U.S. multinational conglomerate General Electric finally struck a deal with Ukraine’s railway monopoly Ukrzaliznytsia with the official signing of a $1 billion contract between the two in Kyiv on Feb. 23.
The deal foresees Ukrzaliznytsia purchasing 200 locomotives from General Electric’s Pennsylvania plant and the modernization of 75 of its own locomotives at a cost of up to $110 million.
The ten-year deal envisions up to 40 percent of the locomotive parts being produced in Ukraine, making the country a part of General Electric’s global market infrastructure. This will help Ukraine to better meet demand for its rail freight services, easing a major bottleneck for exporters.
Ukraine’s railways monopoly Ukrzaliznytsia employs more than 270,000 Ukrainians and has a rail network of 21,000 kilometers of track.
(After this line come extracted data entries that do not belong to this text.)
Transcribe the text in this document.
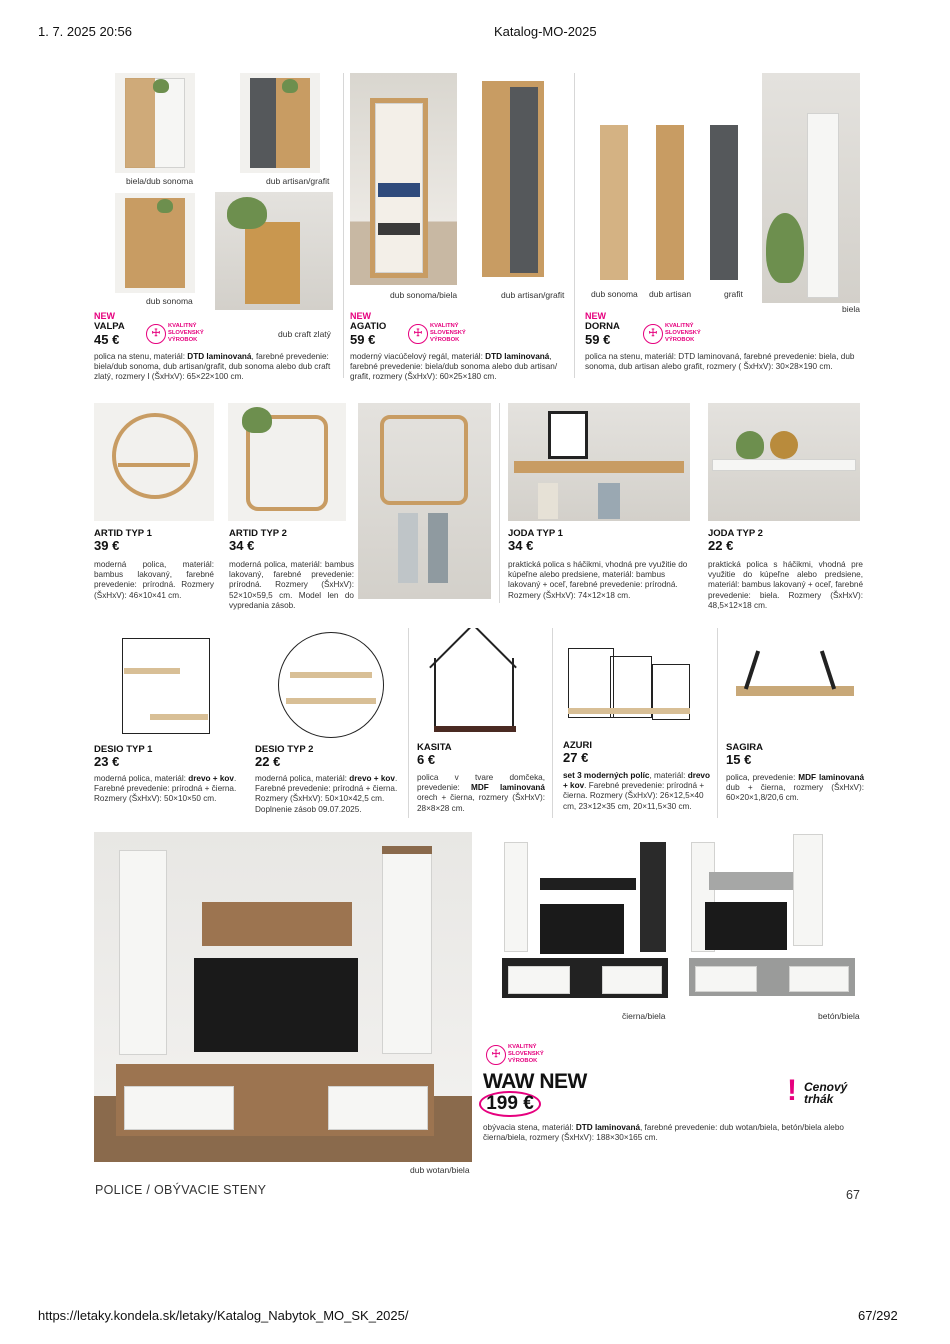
1. 7. 2025 20:56	Katalog-MO-2025
biela/dub sonoma	dub artisan/grafit
dub sonoma
dub craft zlatý
NEW
VALPA
45 €	☩
KVALITNÝ
SLOVENSKÝ
VÝROBOK
polica na stenu, materiál: DTD laminovaná, farebné prevedenie: biela/dub sonoma, dub artisan/grafit, dub sonoma alebo dub craft zlatý, rozmery I (ŠxHxV): 65×22×100 cm.
dub sonoma/biela	dub artisan/grafit
NEW
AGATIO
59 €	☩
KVALITNÝ
SLOVENSKÝ
VÝROBOK
moderný viacúčelový regál, materiál: DTD laminovaná, farebné prevedenie: biela/dub sonoma alebo dub artisan/ grafit, rozmery (ŠxHxV): 60×25×180 cm.
dub sonoma dub artisan	grafit
biela
NEW
DORNA
59 €	☩
KVALITNÝ
SLOVENSKÝ
VÝROBOK
polica na stenu, materiál: DTD laminovaná, farebné prevedenie: biela, dub sonoma, dub artisan alebo grafit, rozmery ( ŠxHxV): 30×28×190 cm.
ARTID TYP 1
39 €
moderná polica, materiál: bambus lakovaný, farebné prevedenie: prírodná. Rozmery (ŠxHxV): 46×10×41 cm.
ARTID TYP 2
34 €
moderná polica, materiál: bambus lakovaný, farebné prevedenie: prírodná. Rozmery (ŠxHxV): 52×10×59,5 cm. Model len do vypredania zásob.
JODA TYP 1
34 €
praktická polica s háčikmi, vhodná pre využitie do kúpeľne alebo predsiene, materiál: bambus lakovaný + oceľ, farebné prevedenie: prírodná. Rozmery (ŠxHxV): 74×12×18 cm.
JODA TYP 2
22 €
praktická polica s háčikmi, vhodná pre využitie do kúpeľne alebo predsiene, materiál: bambus lakovaný + oceľ, farebné prevedenie: biela. Rozmery (ŠxHxV): 48,5×12×18 cm.
DESIO TYP 1
23 €
moderná polica, materiál: drevo + kov. Farebné prevedenie: prírodná + čierna. Rozmery (ŠxHxV): 50×10×50 cm.
DESIO TYP 2
22 €
moderná polica, materiál: drevo + kov. Farebné prevedenie: prírodná + čierna. Rozmery (ŠxHxV): 50×10×42,5 cm. Doplnenie zásob 09.07.2025.
KASITA
6 €
polica v tvare domčeka, prevedenie: MDF laminovaná orech + čierna, rozmery (ŠxHxV): 28×8×28 cm.
AZURI
27 €
set 3 moderných políc, materiál: drevo + kov. Farebné prevedenie: prírodná + čierna. Rozmery (ŠxHxV): 26×12,5×40 cm, 23×12×35 cm, 20×11,5×30 cm.
SAGIRA
15 €
polica, prevedenie: MDF laminovaná dub + čierna, rozmery (ŠxHxV): 60×20×1,8/20,6 cm.
dub wotan/biela
čierna/biela	betón/biela
☩
KVALITNÝ
SLOVENSKÝ
VÝROBOK
WAW NEW
199 €	! Cenový
trhák
obývacia stena, materiál: DTD laminovaná, farebné prevedenie: dub wotan/biela, betón/biela alebo čierna/biela, rozmery (ŠxHxV): 188×30×165 cm.
POLICE / OBÝVACIE STENY	67
https://letaky.kondela.sk/letaky/Katalog_Nabytok_MO_SK_2025/	67/292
Altogether, this year Ukrzaliznytsia plans to invest about $1 billion in its rail fleet. This includes purchasing 60 new wagons, 30 General Electric locomotives, the production of 3,600 freight wagons, and the modernization of 226 passenger wagons and 10,000 freight wagons.
The U.S. conglomerate will be partnering with Ukraine’s public-joint stock company Kryukiv Railway Car Building Works plant, which manufactures locomotives and multiple-unit trains in the Poltava Oblast city of Kremenchuk.
The deal is secured with financing from Ukraine’s state-owned Ukreximbank and U.S.’s Citibank. The first delivery will be worth $120 million and is due by the end of 2018.
General Electric’s TE33A Evolution diesel-electric locomotive was tested on Ukrainian railroads for four months, two years ago.
Yuliya Kovaliv, head of the Office of the National Investment Council, a nongovernmental organization that partners with government to lure investors such as General Electric to Ukraine, says that the deal will bring many benefits to Ukraine’s economy such as providing easier logistical access for local businesses to be part of the global supply chain.
“It is also a good sign about improvements in Ukrainian business climate for potential investors who are considering stepping into country in the nearest future,” Kovaliv said. “General Electric is committed to further work in Ukraine, the next focus for them will be renewable energy and healthcare sectors.”
Back in October 2004, General Electric had a similar deal with Kazakhstan’s national railway Temir Zholy, where it delivered 200 locomotive kits to modernize the Central Asian republic’s locomotives. Since then, General Electric has built a $125-million plant there to manufacture locomotives.
General Electric is headquartered in Boston, Massachusetts and does business in a many different areas such as healthcare, financial services, pharmaceuticals, automotive industry, engineering and software development. Experts say that with a stronger General Electric presence in Ukraine, the conglomerate will also start investing into other areas, such as medical services.